Opening a new restaurant can be daunting. There are so many things to consider – from choosing the right location to finding financing to selecting the right name. And, of course, buying equipment and hiring staff.
Concept, Location, and Name
The first step in opening a new restaurant is deciding what type of restaurant it is going to be. Do you want to open a high-end fine dining restaurant? A casual 1950s-style diner? Do you have a specific type of cuisine in mind, such as Italian, French, or Indian? Perhaps a microbrewery or a pub.
Location, location, location. It can make or break a restaurant.
Before you sign a lease for your restaurant location, do your homework. Is the restaurant located in a busy area with plenty of foot traffic? If not, is there enough parking? Have several other restaurants opened and closed in the same spot?
The most enjoyable part of opening a new restaurant can be selecting a restaurant name that means something to you. It can be a family name, a play on words, another meaningful turn of phrase, or it can reflect the theme or location you chose, such as Broadway Diner or The Highlands.
The two most important reasons you need a restaurant business plan. One, it helps you see potential problems in your restaurant plan, such as not enough of a population base. Two, it's virtually impossible to get financing without one.
Financing is what prevents many from opening their own restaurant. Although it is somewhat more difficult to get financing for a restaurant, due to their higher failure rate than for some other business types, it is not impossible. Between banks, small business agencies, and private investors, there are several financing possibilities.
Show up to your financing interview prepared, and show potential investors that you've thought through the mechanics of opening, running, and generating profit from a restaurant.
Common licenses and permits for restaurants, regardless of the state, include liquor licenses, signage permits, separate permits for outdoor space, and workers' compensation. And remember, many licenses and permits take several weeks, even months, to be approved. So once your financing is squared away, start filling the paperwork.
A common-sense rule about designing a restaurant is that you never have as much space as you first thought you did. Even the most cavernous of spaces fill up quickly when you start adding commercial kitchens, walk-in refrigerators, a bar, restrooms, and a waiting area. A restaurant's design should be a balance between aesthetics and seating capacity, keeping practicality in mind.
Choosing the right color for your restaurant will help you establish a strong brand and help you establish a welcoming ambiance for customers.
Menus, Equipment, and Staff
A well-written restaurant menu should be descriptive, easy to read and have a clear, uncluttered layout. Also, it's better to use an attractive font and high-quality paper than muck it up with generic art found on the internet.

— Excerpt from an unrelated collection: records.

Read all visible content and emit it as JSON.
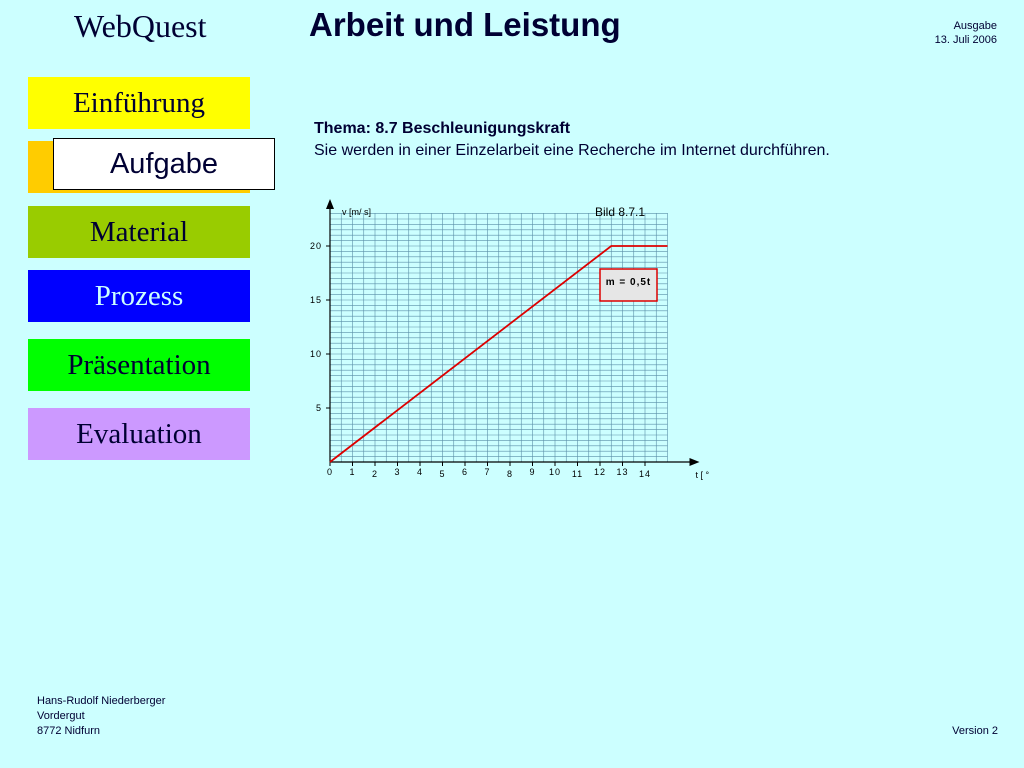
{
  "header": {
    "brand": "WebQuest",
    "title": "Arbeit und Leistung",
    "edition_label": "Ausgabe",
    "edition_date": "13. Juli  2006"
  },
  "nav": {
    "einfuehrung": "Einführung",
    "aufgabe": "Aufgabe",
    "material": "Material",
    "prozess": "Prozess",
    "praesentation": "Präsentation",
    "evaluation": "Evaluation"
  },
  "content": {
    "topic_heading": "Thema: 8.7 Beschleunigungskraft",
    "topic_text": "Sie werden in einer Einzelarbeit eine Recherche im Internet durchführen."
  },
  "chart_data": {
    "type": "line",
    "title": "Bild 8.7.1",
    "ylabel_var": "v",
    "ylabel_unit": "m/ s",
    "xlabel_var": "t",
    "xlabel_unit": "°",
    "annotation": "m = 0,5t",
    "xlim": [
      0,
      15
    ],
    "ylim": [
      0,
      20
    ],
    "xticks": [
      "0",
      "1",
      "2",
      "3",
      "4",
      "5",
      "6",
      "7",
      "8",
      "9",
      "10",
      "11",
      "12",
      "13",
      "14"
    ],
    "yticks": [
      "5",
      "10",
      "15",
      "20"
    ],
    "series": [
      {
        "x": [
          0,
          12.5,
          15
        ],
        "y": [
          0,
          20,
          20
        ],
        "color": "#dd0000"
      }
    ]
  },
  "footer": {
    "author": "Hans-Rudolf Niederberger",
    "street": "Vordergut",
    "city": "8772 Nidfurn",
    "version": "Version 2"
  }
}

Once you have your restaurant design down, you can start purchasing commercial kitchen equipment and furniture for your dining room and other areas in the front of the house. To save money, consider buying used equipment from a reliable source.
Commercial equipment with the Energy Star logo can cost more at first but will pay for itself many times over, and it's better for the environment.
As you get closer to opening day, hire for both the kitchen and the floor. Kitchen staff, waitstaff, and bartenders are all integral parts of most any restaurant, and you want to hire the perfect person for each position.
If you can, hire people with experience in the foodservice industry, and if you're hiring a chef you don't know, don't be shy about asking to test-tasting their food first.
Advertising is a must for most new restaurants. Today, you can supplement social media advertising such as Facebook, Twitter, and Instagram, with more traditional advertising, such as newspapers and radio ads, depending on your concept and the diners you want to reach.
Don’t overlook the power of a good website. People can't taste food online, but an aesthetically-pleasing web presence can entice diners.